Le Tribunal Administratif de Nice a rejeté comme tardive la requête de M. B... contestant le refus de lui verser le revenu de solidarité active. La décision attaquée, notifiée le 9 septembre 2025, mentionnait les voies et délais de recours, mais le requérant n'a saisi le tribunal que le 14 novembre 2025, soit au-delà du délai de deux mois prévu à l'article R.421-1 du code de justice administrative.
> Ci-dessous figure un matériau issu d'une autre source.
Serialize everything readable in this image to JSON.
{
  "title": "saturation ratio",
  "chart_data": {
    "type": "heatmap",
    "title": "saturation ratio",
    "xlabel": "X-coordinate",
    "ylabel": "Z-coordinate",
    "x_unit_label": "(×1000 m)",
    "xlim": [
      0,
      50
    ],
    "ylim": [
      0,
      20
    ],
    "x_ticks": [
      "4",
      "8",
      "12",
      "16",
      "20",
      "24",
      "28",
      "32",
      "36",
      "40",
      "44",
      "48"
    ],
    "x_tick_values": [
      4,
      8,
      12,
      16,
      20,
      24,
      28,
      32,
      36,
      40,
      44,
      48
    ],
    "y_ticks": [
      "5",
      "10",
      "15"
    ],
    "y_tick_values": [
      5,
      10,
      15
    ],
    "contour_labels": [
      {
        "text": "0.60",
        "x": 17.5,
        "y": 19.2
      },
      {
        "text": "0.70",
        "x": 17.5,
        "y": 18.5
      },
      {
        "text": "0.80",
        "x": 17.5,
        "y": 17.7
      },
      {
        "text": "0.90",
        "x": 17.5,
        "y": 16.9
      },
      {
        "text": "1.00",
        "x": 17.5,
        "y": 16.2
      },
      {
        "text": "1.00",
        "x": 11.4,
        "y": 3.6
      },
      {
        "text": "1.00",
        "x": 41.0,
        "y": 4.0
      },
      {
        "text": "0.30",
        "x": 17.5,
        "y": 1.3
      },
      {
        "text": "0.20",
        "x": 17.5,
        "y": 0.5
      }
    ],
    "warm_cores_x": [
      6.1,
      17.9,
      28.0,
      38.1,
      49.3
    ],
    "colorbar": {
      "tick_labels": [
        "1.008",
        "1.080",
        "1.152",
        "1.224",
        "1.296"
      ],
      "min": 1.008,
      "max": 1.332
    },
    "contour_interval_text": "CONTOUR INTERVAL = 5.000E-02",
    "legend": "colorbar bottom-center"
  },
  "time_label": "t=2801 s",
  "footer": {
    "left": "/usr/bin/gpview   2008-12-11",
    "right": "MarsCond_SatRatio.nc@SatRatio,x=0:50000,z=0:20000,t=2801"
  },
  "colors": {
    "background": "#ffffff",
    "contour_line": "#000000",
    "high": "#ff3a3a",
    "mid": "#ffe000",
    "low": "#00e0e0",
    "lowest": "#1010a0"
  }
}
En application de l'article R.222-1 4° du même code, la requête, manifestement irrecevable, a été rejetée sans invitation à régulariser.
Texte intégral
Vu la procédure suivante :
Par une requête enregistrée le 14 novembre 2025, M. A... B... demande au tribunal :
1°) d’annuler la décision du 9 septembre 2025 par laquelle le président du conseil départemental des Alpes-Maritimes a rejeté son recours préalable obligatoire contre la décision du 6 février 2025 par laquelle la Caisse d’allocation familiale des Alpes-Maritimes a refuser de lui verser le revenu de solidarité active ;
2°) d’enjoindre à la Caisse d’allocation familiale des Alpes-Maritimes de procéder au versement de ce revenu, avec effet rétroactif à juin 2024.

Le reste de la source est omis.